The work by Schweitzer, Bailleul and others challenges the textbook explanation of fossilisation as the wholesale replacement of tissue with rock: life turned literally to stone. They see a more complex process at work, with the fossilisation process occasionally preserving the molecules of life, for perhaps tens of millions of years.
But even if soft tissue can survive in fossils, that may not be true for dinosaur DNA. Genetic material starts to break down soon after death, so anything preserved could be highly fragmented. The oldest DNA yet recovered is from the tooth of a million-year-old mammoth preserved in the eastern Siberian permafrost. Older DNA may well be found, but will scientists be able to read the code and understand how it shaped the prehistoric creatures?
Other hurdles abound, Schweitzer says. Armed with the entire genome of Tyrannosaurus rex, researchers would have no idea how the genes were ordered on how many chromosomes. Solve that puzzle, somehow, and you still have to find a close living relative that can be gene-edited to carry the dinosaur genes. While birds are distant relatives of dinosaurs, an ostrich might struggle to carry a T rex to term. “You end up just going down the list,” says Schweitzer. “If we can solve this, then there’s this, and if we can solve this, then there’s this. I don’t think technology can overcome it, at least not in the foreseeable future.”

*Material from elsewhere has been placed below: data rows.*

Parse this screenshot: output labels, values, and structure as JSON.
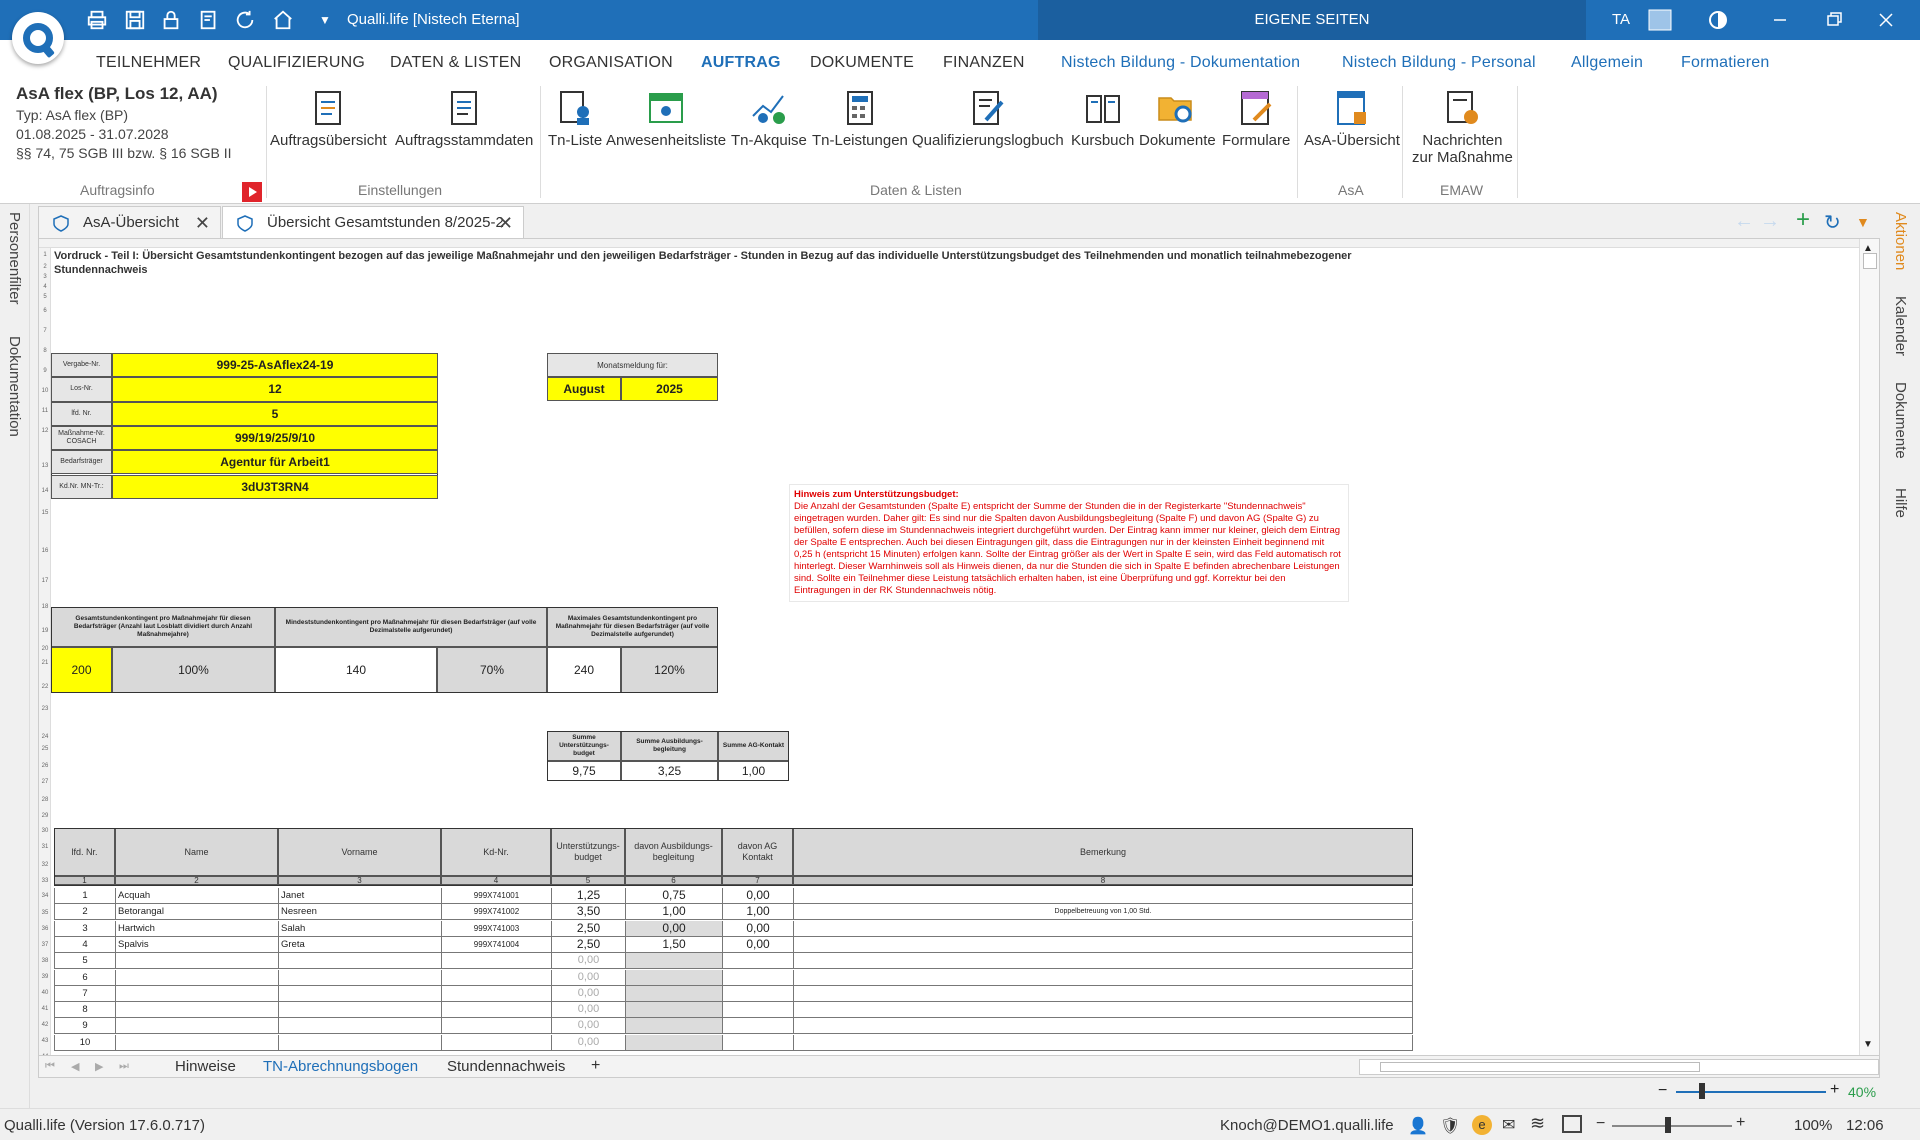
{
  "window": {
    "title": "Qualli.life [Nistech Eterna]",
    "eigene_seiten": "EIGENE SEITEN",
    "ta": "TA"
  },
  "ribbon_tabs": [
    "TEILNEHMER",
    "QUALIFIZIERUNG",
    "DATEN & LISTEN",
    "ORGANISATION",
    "AUFTRAG",
    "DOKUMENTE",
    "FINANZEN",
    "Nistech Bildung - Dokumentation",
    "Nistech Bildung - Personal",
    "Allgemein",
    "Formatieren"
  ],
  "auftragsinfo": {
    "title": "AsA flex (BP, Los 12, AA)",
    "typ": "Typ: AsA flex (BP)",
    "zeitraum": "01.08.2025 - 31.07.2028",
    "paragraph": "§§ 74, 75 SGB III bzw. § 16 SGB II",
    "group_label": "Auftragsinfo"
  },
  "groups": {
    "einstellungen": "Einstellungen",
    "daten_listen": "Daten & Listen",
    "asa": "AsA",
    "emaw": "EMAW"
  },
  "ribbon_buttons": {
    "auftragsuebersicht": "Auftragsübersicht",
    "auftragsstammdaten": "Auftragsstammdaten",
    "tn_liste": "Tn-Liste",
    "anwesenheitsliste": "Anwesenheitsliste",
    "tn_akquise": "Tn-Akquise",
    "tn_leistungen": "Tn-Leistungen",
    "qualifizierungslogbuch": "Qualifizierungslogbuch",
    "kursbuch": "Kursbuch",
    "dokumente": "Dokumente",
    "formulare": "Formulare",
    "asa_uebersicht": "AsA-Übersicht",
    "nachrichten_1": "Nachrichten",
    "nachrichten_2": "zur Maßnahme"
  },
  "left_panel": [
    "Personenfilter",
    "Dokumentation"
  ],
  "right_panel": [
    "Aktionen",
    "Kalender",
    "Dokumente",
    "Hilfe"
  ],
  "doc_tabs": [
    "AsA-Übersicht",
    "Übersicht Gesamtstunden 8/2025-2"
  ],
  "sheet": {
    "heading": "Vordruck - Teil I: Übersicht Gesamtstundenkontingent bezogen auf das jeweilige Maßnahmejahr und den jeweiligen Bedarfsträger - Stunden in Bezug auf das individuelle Unterstützungsbudget des Teilnehmenden und monatlich teilnahmebezogener Stundennachweis",
    "info_table": [
      {
        "label": "Vergabe-Nr.",
        "value": "999-25-AsAflex24-19"
      },
      {
        "label": "Los-Nr.",
        "value": "12"
      },
      {
        "label": "lfd. Nr.",
        "value": "5"
      },
      {
        "label": "Maßnahme-Nr. COSACH",
        "value": "999/19/25/9/10"
      },
      {
        "label": "Bedarfsträger",
        "value": "Agentur für Arbeit1"
      },
      {
        "label": "Kd.Nr. MN-Tr.:",
        "value": "3dU3T3RN4"
      }
    ],
    "monatsmeldung": {
      "label": "Monatsmeldung für:",
      "month": "August",
      "year": "2025"
    },
    "kontingent": {
      "h1": "Gesamtstundenkontingent pro Maßnahmejahr für diesen Bedarfsträger (Anzahl laut Losblatt dividiert durch Anzahl Maßnahmejahre)",
      "h2": "Mindeststundenkontingent pro Maßnahmejahr für diesen Bedarfsträger (auf volle Dezimalstelle aufgerundet)",
      "h3": "Maximales Gesamtstundenkontingent pro Maßnahmejahr für diesen Bedarfsträger (auf volle Dezimalstelle aufgerundet)",
      "v1": "200",
      "p1": "100%",
      "v2": "140",
      "p2": "70%",
      "v3": "240",
      "p3": "120%"
    },
    "summen": {
      "h1": "Summe Unterstützungs-budget",
      "h2": "Summe Ausbildungs-begleitung",
      "h3": "Summe AG-Kontakt",
      "v1": "9,75",
      "v2": "3,25",
      "v3": "1,00"
    },
    "hinweis": {
      "title": "Hinweis zum Unterstützungsbudget:",
      "text": "Die Anzahl der Gesamtstunden (Spalte E) entspricht der Summe der Stunden die in der Registerkarte \"Stundennachweis\" eingetragen wurden. Daher gilt: Es sind nur die Spalten davon Ausbildungsbegleitung (Spalte F) und davon AG (Spalte G) zu befüllen, sofern diese im Stundennachweis integriert durchgeführt wurden. Der Eintrag kann immer nur kleiner, gleich dem Eintrag der Spalte E entsprechen. Auch bei diesen Eintragungen gilt, dass die Eintragungen nur in der kleinsten Einheit beginnend mit 0,25 h (entspricht 15 Minuten) erfolgen kann. Sollte der Eintrag größer als der Wert in Spalte E sein, wird das Feld automatisch rot hinterlegt. Dieser Warnhinweis soll als Hinweis dienen, da nur die Stunden die sich in Spalte E befinden abrechenbare Leistungen sind. Sollte ein Teilnehmer diese Leistung tatsächlich erhalten haben, ist eine Überprüfung und ggf. Korrektur bei den Eintragungen in der RK Stundennachweis nötig."
    },
    "table": {
      "headers": [
        "lfd. Nr.",
        "Name",
        "Vorname",
        "Kd-Nr.",
        "Unterstützungs-budget",
        "davon Ausbildungs-begleitung",
        "davon AG Kontakt",
        "Bemerkung"
      ],
      "numbers": [
        "1",
        "2",
        "3",
        "4",
        "5",
        "6",
        "7",
        "8"
      ],
      "rows": [
        {
          "nr": "1",
          "name": "Acquah",
          "vorname": "Janet",
          "kd": "999X741001",
          "ub": "1,25",
          "ab": "0,75",
          "ag": "0,00",
          "bem": ""
        },
        {
          "nr": "2",
          "name": "Betorangal",
          "vorname": "Nesreen",
          "kd": "999X741002",
          "ub": "3,50",
          "ab": "1,00",
          "ag": "1,00",
          "bem": "Doppelbetreuung von 1,00 Std."
        },
        {
          "nr": "3",
          "name": "Hartwich",
          "vorname": "Salah",
          "kd": "999X741003",
          "ub": "2,50",
          "ab": "0,00",
          "ag": "0,00",
          "bem": ""
        },
        {
          "nr": "4",
          "name": "Spalvis",
          "vorname": "Greta",
          "kd": "999X741004",
          "ub": "2,50",
          "ab": "1,50",
          "ag": "0,00",
          "bem": ""
        },
        {
          "nr": "5",
          "name": "",
          "vorname": "",
          "kd": "",
          "ub": "0,00",
          "ab": "",
          "ag": "",
          "bem": ""
        },
        {
          "nr": "6",
          "name": "",
          "vorname": "",
          "kd": "",
          "ub": "0,00",
          "ab": "",
          "ag": "",
          "bem": ""
        },
        {
          "nr": "7",
          "name": "",
          "vorname": "",
          "kd": "",
          "ub": "0,00",
          "ab": "",
          "ag": "",
          "bem": ""
        },
        {
          "nr": "8",
          "name": "",
          "vorname": "",
          "kd": "",
          "ub": "0,00",
          "ab": "",
          "ag": "",
          "bem": ""
        },
        {
          "nr": "9",
          "name": "",
          "vorname": "",
          "kd": "",
          "ub": "0,00",
          "ab": "",
          "ag": "",
          "bem": ""
        },
        {
          "nr": "10",
          "name": "",
          "vorname": "",
          "kd": "",
          "ub": "0,00",
          "ab": "",
          "ag": "",
          "bem": ""
        }
      ]
    }
  },
  "sheet_tabs": [
    "Hinweise",
    "TN-Abrechnungsbogen",
    "Stundennachweis"
  ],
  "zoom": {
    "sheet": "40%",
    "app": "100%"
  },
  "status": {
    "version": "Qualli.life (Version 17.6.0.717)",
    "user": "Knoch@DEMO1.qualli.life",
    "time": "12:06"
  },
  "colors": {
    "primary": "#1f6fb8",
    "highlight": "#ffff00",
    "warning": "#e00000"
  }
}
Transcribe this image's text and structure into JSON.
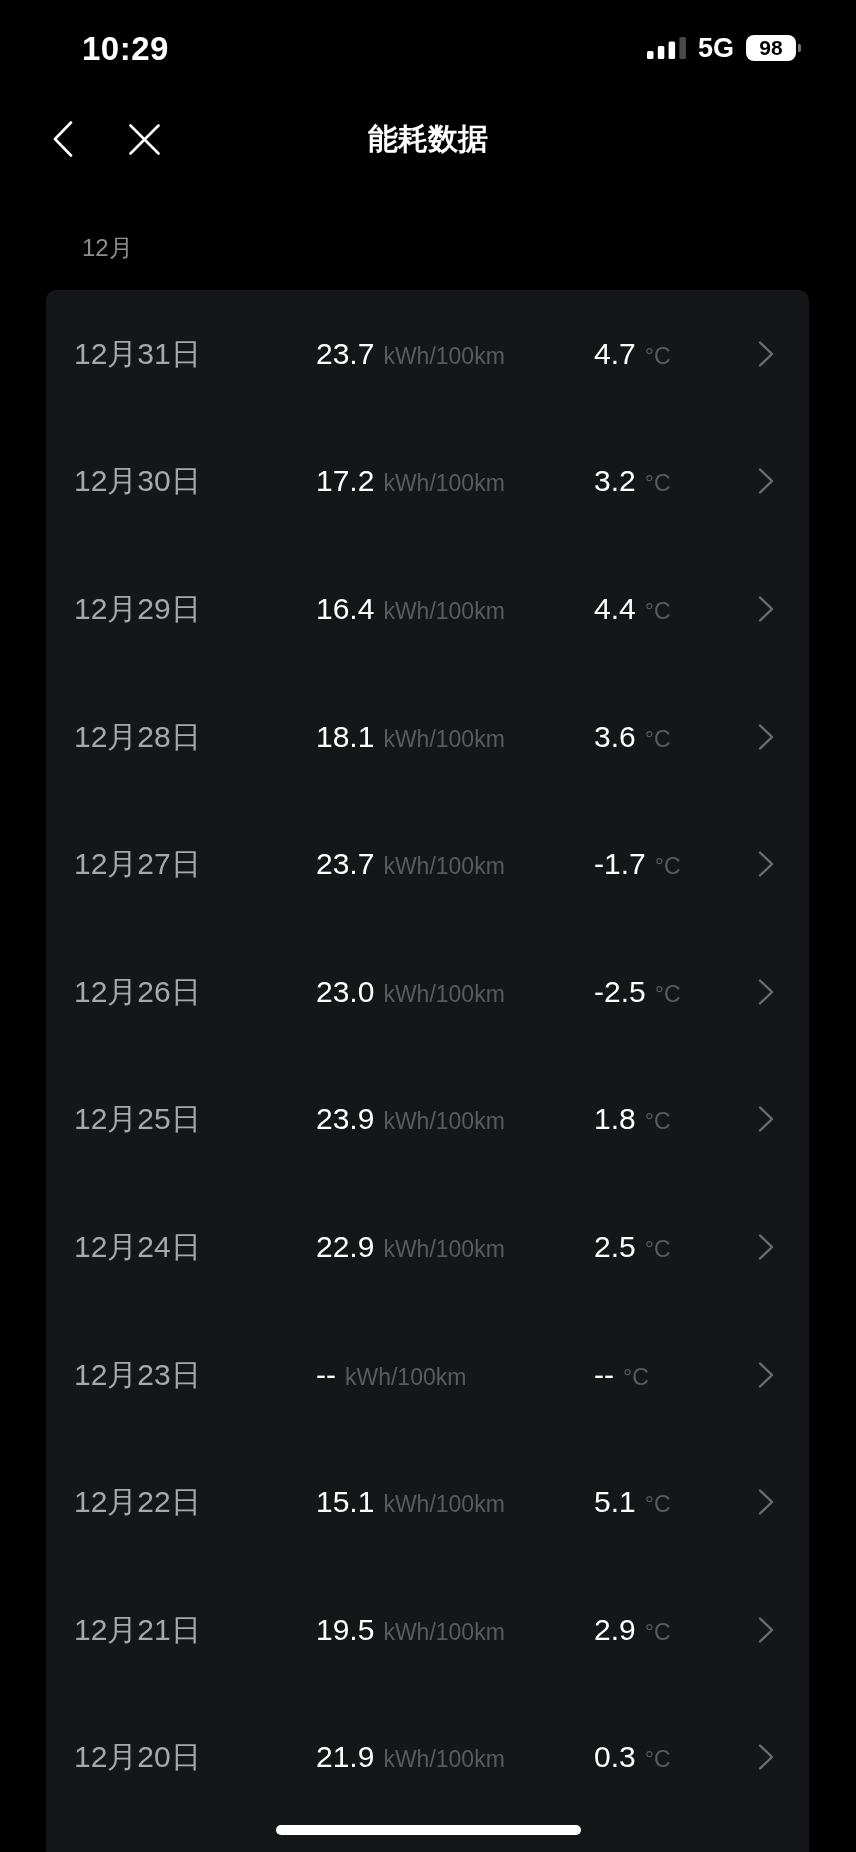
{
  "status_bar": {
    "time": "10:29",
    "network": "5G",
    "battery": "98"
  },
  "header": {
    "title": "能耗数据"
  },
  "month": {
    "label": "12月",
    "rows": [
      {
        "date": "12月31日",
        "consumption": "23.7",
        "consumption_unit": "kWh/100km",
        "temperature": "4.7",
        "temperature_unit": "°C"
      },
      {
        "date": "12月30日",
        "consumption": "17.2",
        "consumption_unit": "kWh/100km",
        "temperature": "3.2",
        "temperature_unit": "°C"
      },
      {
        "date": "12月29日",
        "consumption": "16.4",
        "consumption_unit": "kWh/100km",
        "temperature": "4.4",
        "temperature_unit": "°C"
      },
      {
        "date": "12月28日",
        "consumption": "18.1",
        "consumption_unit": "kWh/100km",
        "temperature": "3.6",
        "temperature_unit": "°C"
      },
      {
        "date": "12月27日",
        "consumption": "23.7",
        "consumption_unit": "kWh/100km",
        "temperature": "-1.7",
        "temperature_unit": "°C"
      },
      {
        "date": "12月26日",
        "consumption": "23.0",
        "consumption_unit": "kWh/100km",
        "temperature": "-2.5",
        "temperature_unit": "°C"
      },
      {
        "date": "12月25日",
        "consumption": "23.9",
        "consumption_unit": "kWh/100km",
        "temperature": "1.8",
        "temperature_unit": "°C"
      },
      {
        "date": "12月24日",
        "consumption": "22.9",
        "consumption_unit": "kWh/100km",
        "temperature": "2.5",
        "temperature_unit": "°C"
      },
      {
        "date": "12月23日",
        "consumption": "--",
        "consumption_unit": "kWh/100km",
        "temperature": "--",
        "temperature_unit": "°C"
      },
      {
        "date": "12月22日",
        "consumption": "15.1",
        "consumption_unit": "kWh/100km",
        "temperature": "5.1",
        "temperature_unit": "°C"
      },
      {
        "date": "12月21日",
        "consumption": "19.5",
        "consumption_unit": "kWh/100km",
        "temperature": "2.9",
        "temperature_unit": "°C"
      },
      {
        "date": "12月20日",
        "consumption": "21.9",
        "consumption_unit": "kWh/100km",
        "temperature": "0.3",
        "temperature_unit": "°C"
      }
    ]
  }
}
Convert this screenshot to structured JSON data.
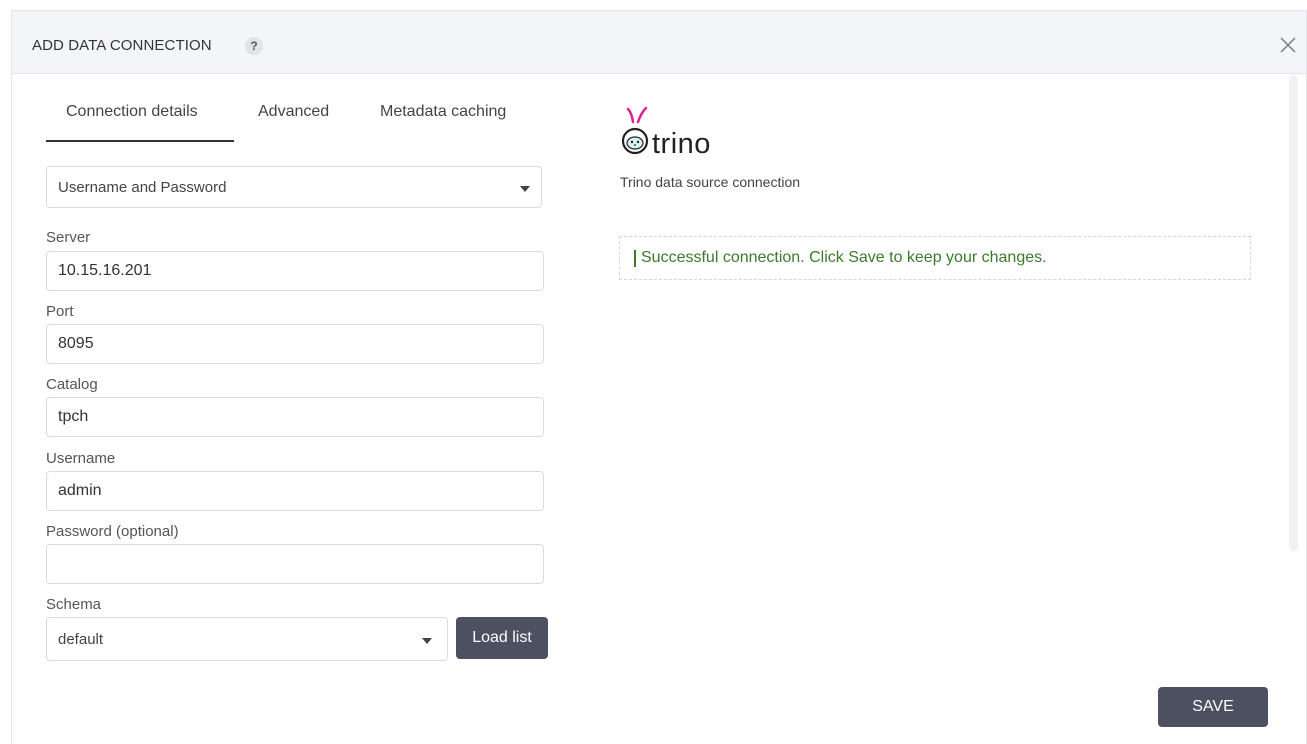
{
  "header": {
    "title": "ADD DATA CONNECTION",
    "help_icon_label": "?",
    "close_icon": "close-icon"
  },
  "tabs": [
    {
      "label": "Connection details",
      "active": true
    },
    {
      "label": "Advanced",
      "active": false
    },
    {
      "label": "Metadata caching",
      "active": false
    }
  ],
  "auth": {
    "selected": "Username and Password"
  },
  "fields": {
    "server": {
      "label": "Server",
      "value": "10.15.16.201"
    },
    "port": {
      "label": "Port",
      "value": "8095"
    },
    "catalog": {
      "label": "Catalog",
      "value": "tpch"
    },
    "username": {
      "label": "Username",
      "value": "admin"
    },
    "password": {
      "label": "Password (optional)",
      "value": ""
    },
    "schema": {
      "label": "Schema",
      "selected": "default"
    }
  },
  "buttons": {
    "load_list": "Load list",
    "save": "SAVE"
  },
  "source": {
    "name": "trino",
    "description": "Trino data source connection",
    "logo_icon": "trino-bunny-icon"
  },
  "status": {
    "message": "Successful connection. Click Save to keep your changes.",
    "color": "#3c7a2b"
  },
  "colors": {
    "button": "#4d5061",
    "header_bg": "#f4f5f8",
    "logo_accent": "#e0218a"
  }
}
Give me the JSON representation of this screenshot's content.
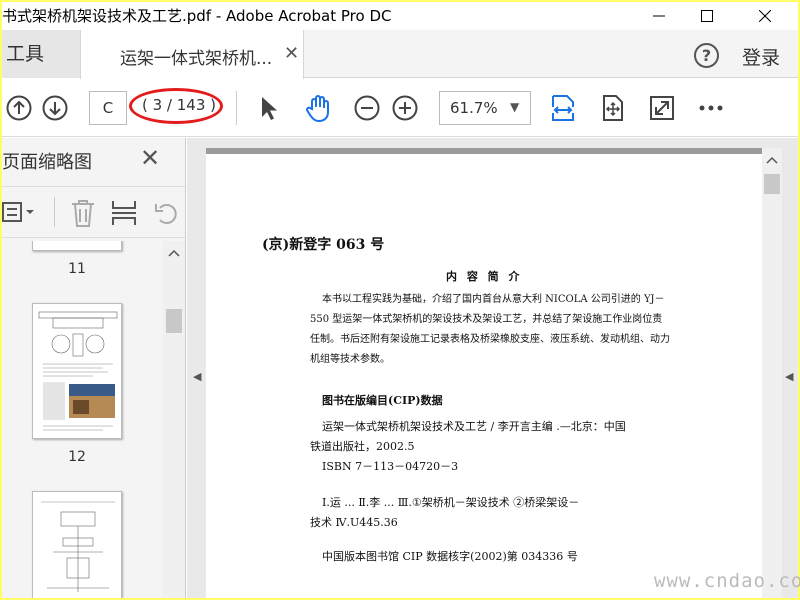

But what if life can find a way? An approach championed by Schweitzer’s former supervisor, Jack Horner, is to take a living relative of the dinosaur – the chicken – and rewrite its genome to make birds with dinosaur-like features. By tinkering with bird genomes, researchers have recreated dinosaur-like teeth, tails and even hands, similar to those on the velociraptor. Keep going, says Horner, and you end up with a “chickenosaurus”.
Technology cannot solve everything, though. A sustainable population, with healthy genetic variation, might call for 500 or so animals. “Where are we going to put them? And which modern species are you going to drive to extinction so that dinosaurs have a place again on this planet?” says Schweitzer. “We might be able to put one in a zoo for people to spend zillions of dollars to come and look at, but is that fair to the animal?”
Instead of trying to recreate the beasts, Schweitzer simply wants to understand them better. Organic molecules locked up in fossils could shed light on the endless mysteries that surround the dinosaurs. Did they produce enzymes to get more nutrition from plants? How did they cope with carbon dioxide levels more than twice as high as today? And how did they maintain their often enormous body sizes?
“I don’t think it’s unreasonable to suggest that as technology and our understanding of degradation catches up, we may get informative DNA,” she says. “Think of the questions we can answer if we do – that’s what I find exciting.
“I don’t hold my breath that we’ll ever see a dinosaur walking around. I’m not going to rule it out – a scientist should never say never – but I think it’s human hubris to bring back a dinosaur just so we can say we did it. We need to have more reason than that.”